Q1 = sample_ci[cols].quantile(0.25) 
Q3 = sample_ci[cols].quantile(0.75)
IQR = Q3 - Q1
IQR

# Return a Boolean array of the rows with (any) non-outlier column values.
condition = ~((sample_ci[cols] < (Q1 - 1.5 * IQR)) | (sample_ci[cols] > (Q3 + 1.5 * IQR))).any(axis=1)

# Filter our DataFrame based on condition.
sample_ci_non_outlier = sample_ci[condition]
sample_ci_non_outlier.shape

In [None]:
# Plot to see if outliers have been removed: 
# whis=multiplicative factor.
fig = plt.subplots(figsize = (18, 4))

ax = sns.boxplot(x = sample_ci_non_outlier['Hospitalised'],whis = 1.5)

Week 6 Questions:

Question 1: We have heard of both qualitative and quantitative data from the previous consultant. What are the differences between the two? Should we use only one or both of these types of data and why? How can these be used in business predictions? Could you provide examples of each?
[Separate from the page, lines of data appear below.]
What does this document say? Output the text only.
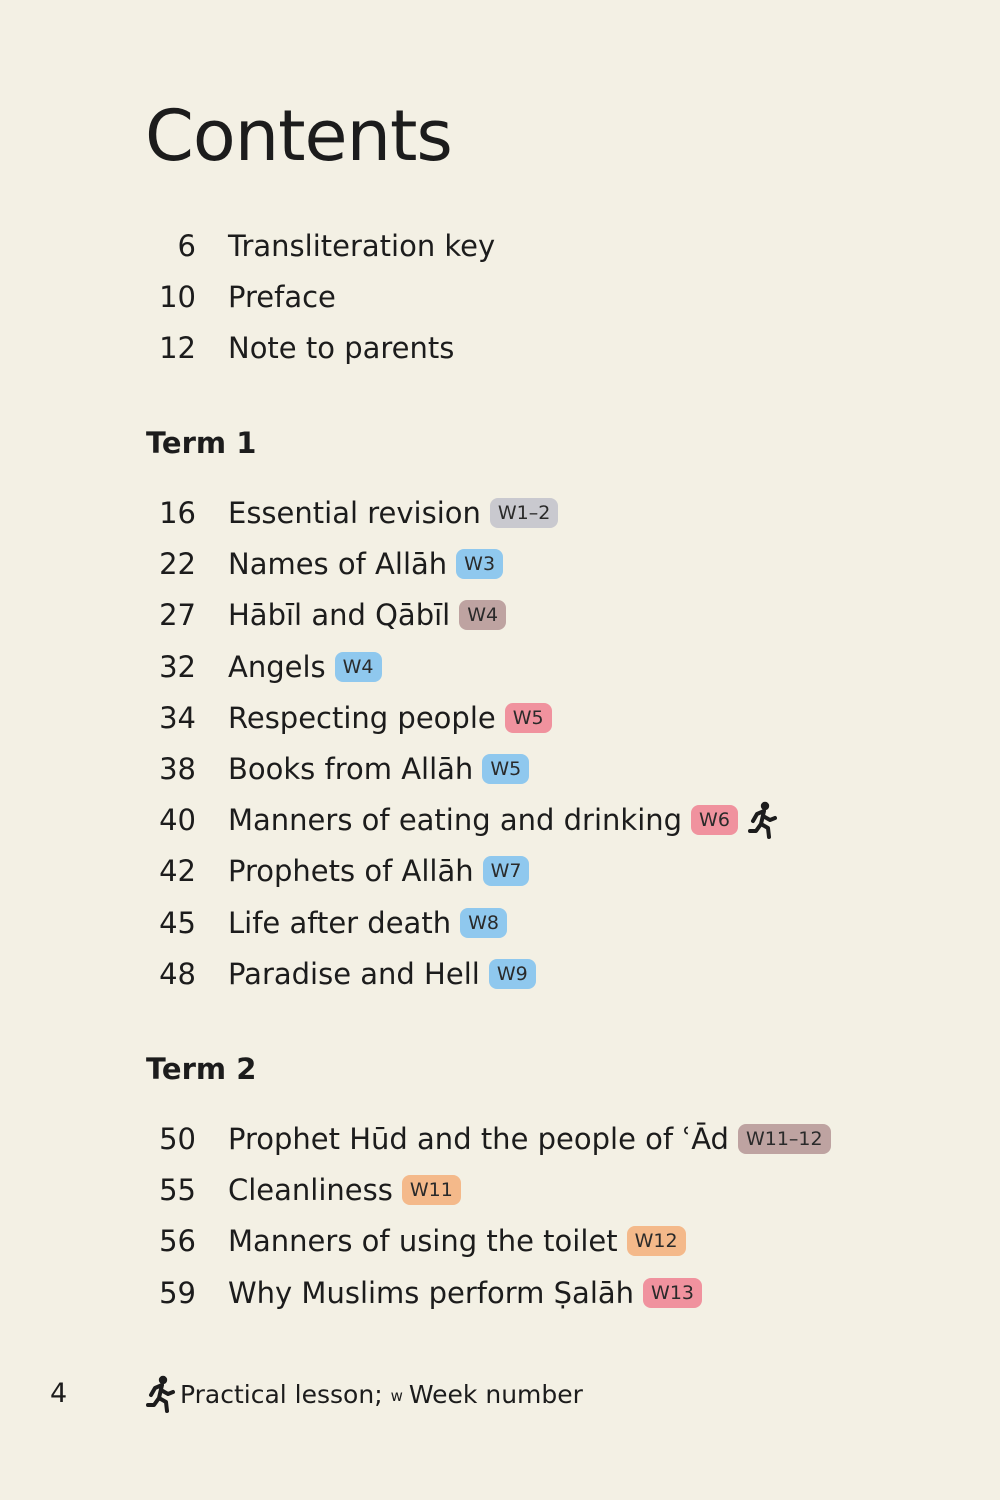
Contents
6 Transliteration key
10 Preface
12 Note to parents
Term 1
16 Essential revision W1–2
22 Names of Allāh W3
27 Hābīl and Qābīl W4
32 Angels W4
34 Respecting people W5
38 Books from Allāh W5
40 Manners of eating and drinking W6
42 Prophets of Allāh W7
45 Life after death W8
48 Paradise and Hell W9
Term 2
50 Prophet Hūd and the people of ʿĀd W11–12
55 Cleanliness W11
56 Manners of using the toilet W12
59 Why Muslims perform Ṣalāh W13
4	Practical lesson; w Week number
Answer 1: Quantitative data refers to any information which can be quantified, measured or counted. Examples in our project include vaccination rates, calculated percentages. Qualitative data is more descriptive and based on language e.g. Twitter posts.

Question 2: We have also heard a bit about the need for continuous improvement. Why should this be implemented, it seems like a waste of time. Why can’t we just implement the current project as it stands and move on to other pressing matters?

Answer 2: We should always be looking to continally improve our analysis to understand causes.

Question 3: As a government, we adhere to all data protection requirements and have good governance in place. We only work with aggregated data and therefore will not expose any personal details. Have we covered everything from a data ethics standpoint? Is there anything else we need to implement from a data ethics perspective?

Answer 3: Whilst we are using aggregated data to perform this analysis, the initial data collection would still have some degree of personal infomation.